Connecticut HSI special agent honored by US attorney
Connecticut HSI special agent honored by US attorney
NEW HAVEN, Conn. – A veteran special agent assigned to U.S. Immigration and Customs Enforcement's (ICE) Homeland Security Investigations (HSI) in New Haven was honored today by U.S. Attorney David B. Fein, District of Connecticut. Special Agent Rod Khattabi received the U.S. Attorney's Award for Exceptional Contributions to Law Enforcement, in recognition of his leadership to protecting children from sexual abuse and exploitation.

"Throughout his law enforcement career, Rod has exhibited courage, passion and persistence," said U.S. Attorney Fein. "With his strength of character, determination and humanity, he has given voice and brought justice to those who are among the weakest and most vulnerable members of any society. Because of his work, children are safer in our country and in other countries, and many individuals who have preyed upon the most innocent among us have been brought to justice."

"All of us at ICE HSI are proud of the professionalism and unselfish dedication Special Agent Khattabi has given to protecting our children – both at home and abroad," said Bruce M. Foucart, special agent in charge of ICE HSI in Boston. "My office prioritizes child exploitation cases with a firm commitment to provide the highest level of investigative support necessary to successfully prosecute them. The efforts of Special Agent Khattabi exemplifies the unwavering determination to bring these cases to justice."

In 2006, Khattabi began working on child exploitation cases in Connecticut, an enforcement area he continues to focus on. Over the last few years, his cases have involved the trafficking and sexual abuse of a four-year-old girl in rural Nicaragua, of more than 20 street children in Cap Haitien, Haiti, and several girls as young as three at an AIDS center in South Africa. In each case, Khattabi led a team into the country where the abuse occurred and faced – and overcame – seemingly insurmountable challenges. Khattabi and his team navigated through complicated logistics and issues involving international law and statesmanship to gather evidence that could be utilized in U.S. federal court and to locate and conduct child forensic interviews of oftentimes homeless children who live in poverty-stricken conditions.

Moroccan-born, fluent in French, German and Arabic, and trained in Kyuko-shinkai, Khattabi became an American citizen in 1996 and joined the Internal Revenue Service's Criminal Investigations Division in 1997 in Bridgeport, Conn., where he worked criminal tax fraud cases.

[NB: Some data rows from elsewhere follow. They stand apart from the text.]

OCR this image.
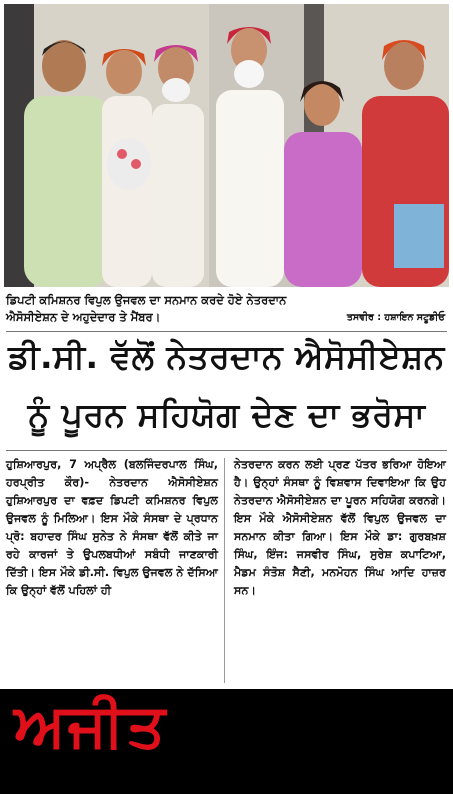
ਡਿਪਟੀ ਕਮਿਸ਼ਨਰ ਵਿਪੁਲ ਉਜਵਲ ਦਾ ਸਨਮਾਨ ਕਰਦੇ ਹੋਏ ਨੇਤਰਦਾਨ
ਐਸੋਸੀਏਸ਼ਨ ਦੇ ਅਹੁਦੇਦਾਰ ਤੇ ਮੈਂਬਰ।	ਤਸਵੀਰ : ਹਸ਼ਾਇਨ ਸਟੂਡੀਓ
ਡੀ.ਸੀ. ਵੱਲੋਂ ਨੇਤਰਦਾਨ ਐਸੋਸੀਏਸ਼ਨ
ਨੂੰ ਪੂਰਨ ਸਹਿਯੋਗ ਦੇਣ ਦਾ ਭਰੋਸਾ
ਹੁਸ਼ਿਆਰਪੁਰ, 7 ਅਪ੍ਰੈਲ (ਬਲਜਿੰਦਰਪਾਲ ਸਿੰਘ, ਹਰਪ੍ਰੀਤ ਕੌਰ)- ਨੇਤਰਦਾਨ ਐਸੋਸੀਏਸ਼ਨ ਹੁਸ਼ਿਆਰਪੁਰ ਦਾ ਵਫ਼ਦ ਡਿਪਟੀ ਕਮਿਸ਼ਨਰ ਵਿਪੁਲ ਉਜਵਲ ਨੂੰ ਮਿਲਿਆ। ਇਸ ਮੌਕੇ ਸੰਸਥਾ ਦੇ ਪ੍ਰਧਾਨ ਪ੍ਰੋ: ਬਹਾਦਰ ਸਿੰਘ ਸੁਨੇਤ ਨੇ ਸੰਸਥਾ ਵੱਲੋਂ ਕੀਤੇ ਜਾ ਰਹੇ ਕਾਰਜਾਂ ਤੇ ਉਪਲਬਧੀਆਂ ਸਬੰਧੀ ਜਾਣਕਾਰੀ ਦਿੱਤੀ। ਇਸ ਮੌਕੇ ਡੀ.ਸੀ. ਵਿਪੁਲ ਉਜਵਲ ਨੇ ਦੱਸਿਆ ਕਿ ਉਨ੍ਹਾਂ ਵੱਲੋਂ ਪਹਿਲਾਂ ਹੀ
ਨੇਤਰਦਾਨ ਕਰਨ ਲਈ ਪ੍ਰਣ ਪੱਤਰ ਭਰਿਆ ਹੋਇਆ ਹੈ। ਉਨ੍ਹਾਂ ਸੰਸਥਾ ਨੂੰ ਵਿਸ਼ਵਾਸ ਦਿਵਾਇਆ ਕਿ ਉਹ ਨੇਤਰਦਾਨ ਐਸੋਸੀਏਸ਼ਨ ਦਾ ਪੂਰਨ ਸਹਿਯੋਗ ਕਰਨਗੇ। ਇਸ ਮੌਕੇ ਐਸੋਸੀਏਸ਼ਨ ਵੱਲੋਂ ਵਿਪੁਲ ਉਜਵਲ ਦਾ ਸਨਮਾਨ ਕੀਤਾ ਗਿਆ। ਇਸ ਮੌਕੇ ਡਾ: ਗੁਰਬਖ਼ਸ਼ ਸਿੰਘ, ਇੰਜ: ਜਸਵੀਰ ਸਿੰਘ, ਸੁਰੇਸ਼ ਕਪਾਟਿਆ, ਮੈਡਮ ਸੰਤੋਸ਼ ਸੈਣੀ, ਮਨਮੋਹਨ ਸਿੰਘ ਆਦਿ ਹਾਜ਼ਰ ਸਨ।
ਅਜੀਤ
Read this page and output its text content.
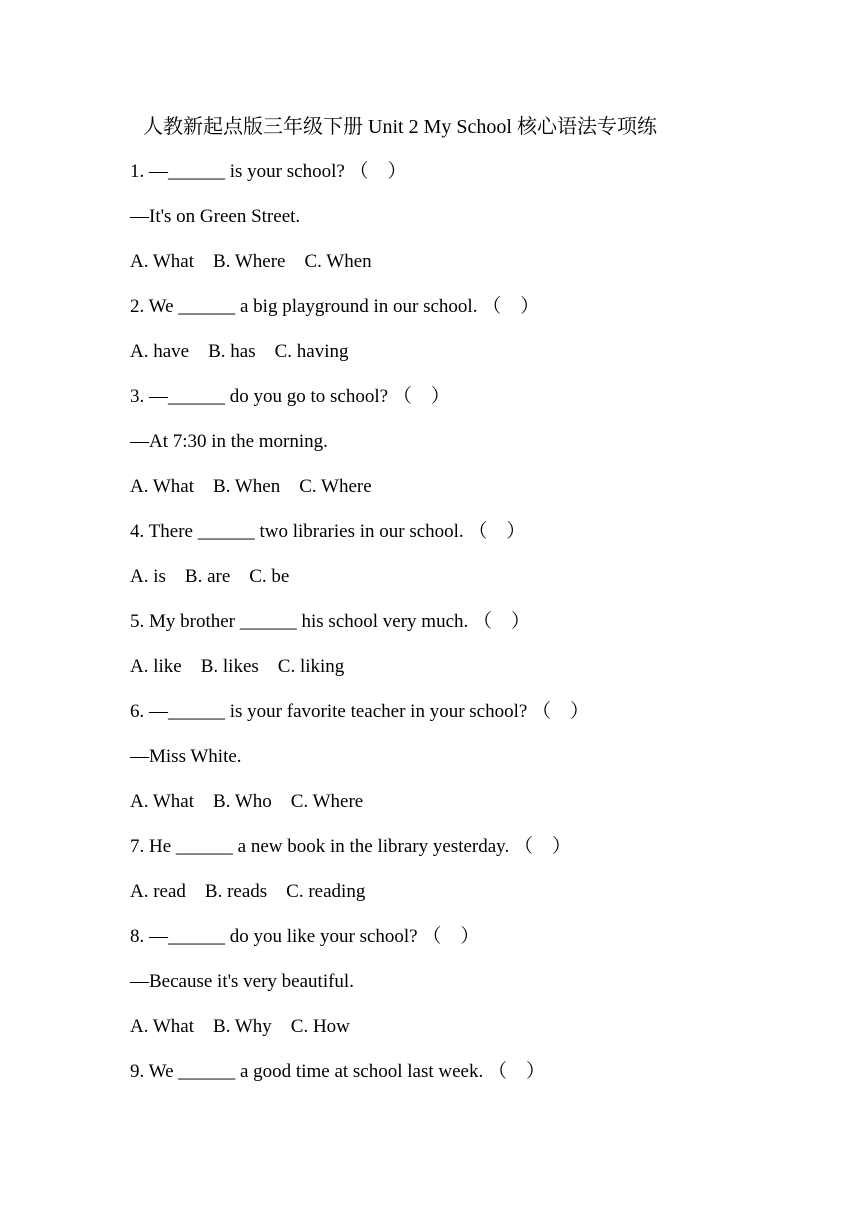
人教新起点版三年级下册 Unit 2 My School 核心语法专项练
1. —______ is your school? （　）
—It's on Green Street.
A. What　B. Where　C. When
2. We ______ a big playground in our school. （　）
A. have　B. has　C. having
3. —______ do you go to school? （　）
—At 7:30 in the morning.
A. What　B. When　C. Where
4. There ______ two libraries in our school. （　）
A. is　B. are　C. be
5. My brother ______ his school very much. （　）
A. like　B. likes　C. liking
6. —______ is your favorite teacher in your school? （　）
—Miss White.
A. What　B. Who　C. Where
7. He ______ a new book in the library yesterday. （　）
A. read　B. reads　C. reading
8. —______ do you like your school? （　）
—Because it's very beautiful.
A. What　B. Why　C. How
9. We ______ a good time at school last week. （　）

Khattabi transferred to the United States Customs Service in New York City, where he worked on large narcotics interdiction cases, went undercover for almost two years infiltrating a Russian organized crime syndicate in Brighton Beach, N.Y., and was the lead agent investigating and prosecuting Victor Infante, who led an organization that sold narcotics and illegally exported weapons to the Abu Sayyaf Group, a military Islamist separatist group that operates in the Philippines and elsewhere.

In 2003, Khattabi was stationed at the ICE attaché office in Paris, France. Khattabi was then detailed to Connecticut in 2006 to assist the team that successfully tried Hassan Abu-Jihaad, an enlistee in the U.S. Navy who betrayed his shipmates and his country by leaking classified information to a jihadi website run in London. He has remained in New Haven ever since, leading and coordinating major investigations in Connecticut and around the world.